By the symmetry of inner product, we have \(\langle \phi(x_i),\phi(x_j)\rangle=\langle \phi(x_j),\phi(x_i)\rangle\). It then follows that

\[K(x_i,x_j)=K(x_j,x_i).\]

Therefore the Gramian matrix \(\mathcal{K}=[K(x_{i},x_{j})]_{N\times N}\) is symmetric real matrix.
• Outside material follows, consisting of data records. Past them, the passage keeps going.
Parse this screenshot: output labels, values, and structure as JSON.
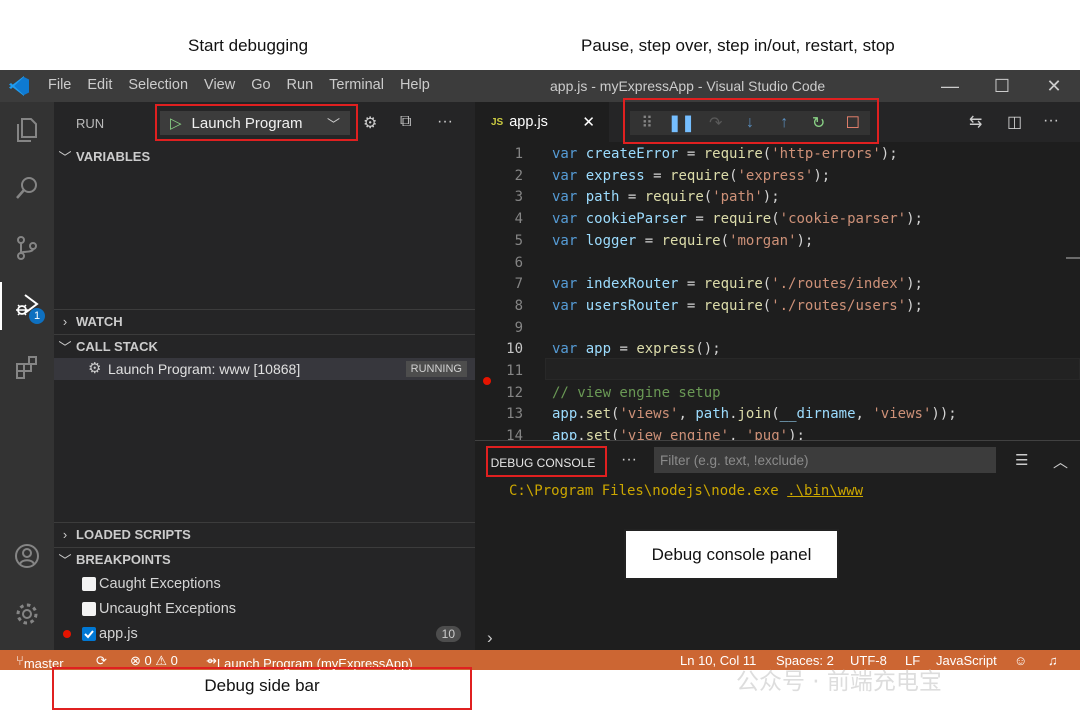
{
  "annotations": {
    "start_debugging": "Start debugging",
    "debug_controls": "Pause, step over, step in/out, restart, stop",
    "debug_console_panel": "Debug console panel",
    "debug_side_bar": "Debug side bar"
  },
  "titlebar": {
    "menu": [
      "File",
      "Edit",
      "Selection",
      "View",
      "Go",
      "Run",
      "Terminal",
      "Help"
    ],
    "title": "app.js - myExpressApp - Visual Studio Code",
    "minimize": "—",
    "maximize": "☐",
    "close": "✕"
  },
  "activity_bar": {
    "icons": [
      "explorer-icon",
      "search-icon",
      "source-control-icon",
      "run-debug-icon",
      "extensions-icon",
      "account-icon",
      "manage-icon"
    ],
    "debug_badge": "1"
  },
  "sidebar": {
    "header": "RUN",
    "launch_config": "Launch Program",
    "sections": {
      "variables": "VARIABLES",
      "watch": "WATCH",
      "call_stack": "CALL STACK",
      "loaded_scripts": "LOADED SCRIPTS",
      "breakpoints": "BREAKPOINTS"
    },
    "call_stack_item": "Launch Program: www [10868]",
    "call_stack_status": "RUNNING",
    "breakpoints": [
      {
        "label": "Caught Exceptions",
        "checked": false
      },
      {
        "label": "Uncaught Exceptions",
        "checked": false
      },
      {
        "label": "app.js",
        "checked": true,
        "count": "10"
      }
    ]
  },
  "editor": {
    "tab_badge": "JS",
    "tab_name": "app.js",
    "tab_close": "✕",
    "line_numbers": [
      "1",
      "2",
      "3",
      "4",
      "5",
      "6",
      "7",
      "8",
      "9",
      "10",
      "11",
      "12",
      "13",
      "14"
    ],
    "breakpoint_line": "10",
    "lines": [
      [
        [
          "kw",
          "var"
        ],
        [
          "p",
          " "
        ],
        [
          "vr",
          "createError"
        ],
        [
          "p",
          " = "
        ],
        [
          "fn",
          "require"
        ],
        [
          "p",
          "("
        ],
        [
          "st",
          "'http-errors'"
        ],
        [
          "p",
          ");"
        ]
      ],
      [
        [
          "kw",
          "var"
        ],
        [
          "p",
          " "
        ],
        [
          "vr",
          "express"
        ],
        [
          "p",
          " = "
        ],
        [
          "fn",
          "require"
        ],
        [
          "p",
          "("
        ],
        [
          "st",
          "'express'"
        ],
        [
          "p",
          ");"
        ]
      ],
      [
        [
          "kw",
          "var"
        ],
        [
          "p",
          " "
        ],
        [
          "vr",
          "path"
        ],
        [
          "p",
          " = "
        ],
        [
          "fn",
          "require"
        ],
        [
          "p",
          "("
        ],
        [
          "st",
          "'path'"
        ],
        [
          "p",
          ");"
        ]
      ],
      [
        [
          "kw",
          "var"
        ],
        [
          "p",
          " "
        ],
        [
          "vr",
          "cookieParser"
        ],
        [
          "p",
          " = "
        ],
        [
          "fn",
          "require"
        ],
        [
          "p",
          "("
        ],
        [
          "st",
          "'cookie-parser'"
        ],
        [
          "p",
          ");"
        ]
      ],
      [
        [
          "kw",
          "var"
        ],
        [
          "p",
          " "
        ],
        [
          "vr",
          "logger"
        ],
        [
          "p",
          " = "
        ],
        [
          "fn",
          "require"
        ],
        [
          "p",
          "("
        ],
        [
          "st",
          "'morgan'"
        ],
        [
          "p",
          ");"
        ]
      ],
      [],
      [
        [
          "kw",
          "var"
        ],
        [
          "p",
          " "
        ],
        [
          "vr",
          "indexRouter"
        ],
        [
          "p",
          " = "
        ],
        [
          "fn",
          "require"
        ],
        [
          "p",
          "("
        ],
        [
          "st",
          "'./routes/index'"
        ],
        [
          "p",
          ");"
        ]
      ],
      [
        [
          "kw",
          "var"
        ],
        [
          "p",
          " "
        ],
        [
          "vr",
          "usersRouter"
        ],
        [
          "p",
          " = "
        ],
        [
          "fn",
          "require"
        ],
        [
          "p",
          "("
        ],
        [
          "st",
          "'./routes/users'"
        ],
        [
          "p",
          ");"
        ]
      ],
      [],
      [
        [
          "kw",
          "var"
        ],
        [
          "p",
          " "
        ],
        [
          "vr",
          "app"
        ],
        [
          "p",
          " = "
        ],
        [
          "fn",
          "express"
        ],
        [
          "p",
          "();"
        ]
      ],
      [],
      [
        [
          "cm",
          "// view engine setup"
        ]
      ],
      [
        [
          "vr",
          "app"
        ],
        [
          "p",
          "."
        ],
        [
          "fn",
          "set"
        ],
        [
          "p",
          "("
        ],
        [
          "st",
          "'views'"
        ],
        [
          "p",
          ", "
        ],
        [
          "vr",
          "path"
        ],
        [
          "p",
          "."
        ],
        [
          "fn",
          "join"
        ],
        [
          "p",
          "("
        ],
        [
          "vr",
          "__dirname"
        ],
        [
          "p",
          ", "
        ],
        [
          "st",
          "'views'"
        ],
        [
          "p",
          "));"
        ]
      ],
      [
        [
          "vr",
          "app"
        ],
        [
          "p",
          "."
        ],
        [
          "fn",
          "set"
        ],
        [
          "p",
          "("
        ],
        [
          "st",
          "'view engine'"
        ],
        [
          "p",
          ", "
        ],
        [
          "st",
          "'pug'"
        ],
        [
          "p",
          ");"
        ]
      ]
    ]
  },
  "panel": {
    "tab": "DEBUG CONSOLE",
    "more": "···",
    "filter_placeholder": "Filter (e.g. text, !exclude)",
    "output_prefix": "C:\\Program Files\\nodejs\\node.exe ",
    "output_link": ".\\bin\\www",
    "prompt": "›"
  },
  "statusbar": {
    "branch": "master",
    "sync": "⟳",
    "problems": "⊗ 0 ⚠ 0",
    "debug_target": "Launch Program (myExpressApp)",
    "position": "Ln 10, Col 11",
    "spaces": "Spaces: 2",
    "encoding": "UTF-8",
    "eol": "LF",
    "language": "JavaScript"
  },
  "watermark": "公众号 · 前端充电宝",
  "colors": {
    "statusbar": "#cc6633",
    "accent_red": "#e02020",
    "breakpoint": "#e51400",
    "play_green": "#89d185",
    "pause_blue": "#75beff",
    "restart_green": "#89d185",
    "stop_orange": "#f48771"
  }
}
Now we show that \(\forall\alpha\in\mathbb{R}^{R\times 1}, \alpha^T\mathcal{K}\alpha\ge 0.\) The notation is given by

\[\begin{aligned}\alpha^T\mathcal{K}\alpha=(\alpha_1,\alpha_2,\dots,\alpha_N)\begin{bmatrix}K_{11}&K_{12}&\dots&K_{1N}\\K_{21}&K_{22}&\dots&K_{2N}\\\vdots&\vdots&\ddots&\vdots\\K_{N1}&K_{N2}&\dots&K_{NN}\end{bmatrix}\begin{pmatrix}\alpha_1\\\alpha_2\\\vdots\\\alpha_N\end{pmatrix}\end{aligned},\]

where \(K_{ij}=K(x_{ri},x_{rj})\). We then have

\[\begin{aligned}\alpha^T\mathcal{K}\alpha&=\sum_{i=1}^R\sum_{j=1}^R \alpha_i\alpha_jK_{ij}\\&=\sum_{i=1}^R\sum_{j=1}^R \alpha_i\alpha_j\phi^T(x_{ri})\phi(x_{rj})\\&=\sum_{i=1}^R \alpha_i\phi^T(x_{ri})\sum_{j=1}^R\alpha_j\phi(x_{rj})\\&=\left(\sum_{i=1}^R \alpha_i\phi(x_{ri})\right)^T\left(\sum_{j=1}^R\alpha_j\phi(x_{rj})\right)\\&=\left\langle\left(\sum_{i=1}^R \alpha_i\phi(x_{ri})\right), \left(\sum_{j=1}^R \alpha_i\phi(x_{rj})\right)\right\rangle\\&=\left\vert\left\vert\sum_{i=1}^R \alpha_i\phi(x_{ri})\right\vert\right\vert^2,\end{aligned}\]

therefore, \(\alpha^T\mathcal{K}\alpha\ge 0\) and \(\mathcal{K}\) is a PSD matrix.\(\tag*{\)\blacksquare\(}\)

  • Let \(\mathcal{K}\in\mathbb{R}^{d\times d}\) be a symmetric PSD matrix, then for \(\{x_1,x_2,\dots,x_N\}\) where \(x_i\in\mathbb{R}^{d\times 1}\), we have kernel function \(K(x_i,x_j)=x_i^T\mathcal{K}x_j\).

Proof:

Consider the diagonalisation of \(\mathcal{K}=Q^T\Lambda Q\) by an orthogonal matrix \(Q\), where \(\Lambda\) is a diagnoal matrix containing the non-negative eigenvalues of \(\mathcal{K}\). Let \(\sqrt{\Lambda}\) be the diagonal matrix with the square roots of the eigenvalues and set \(A=\sqrt{\Lambda}Q\). Then for \(\{x_1,x_2,\dots,x_N\}\) where \(x_i\in\mathbb{R}^{d\times 1}\), we have

\[x_i^T\mathcal{K}x_j=x_i^TQ^T\Lambda Qx_j=x_i^TA^TA x_j=\langle A x_i,Ax_j\rangle.\]

Therefore we have kernel function \(K(x_i,x_j)=x_i^T\mathcal{K}x_j=\langle Ax_i,Ax_j\rangle\) with linear transformation \(\phi(\cdot)=A\cdot. \tag*{\)\blacksquare\(}\)

3. Conclusion

In this post, we introduced kernel method for classification problem. Given Cover’s theorem, we can project non-linear data into high-dimensional space and obtain linearly separable data. To simplify the computation incurred by the duality problem, we can leverage kernel function to avoid the computing labor.

This is definitely not a good introduction to kernel methods. For more details of kernel method, I would recommend Kernel methods: an overview.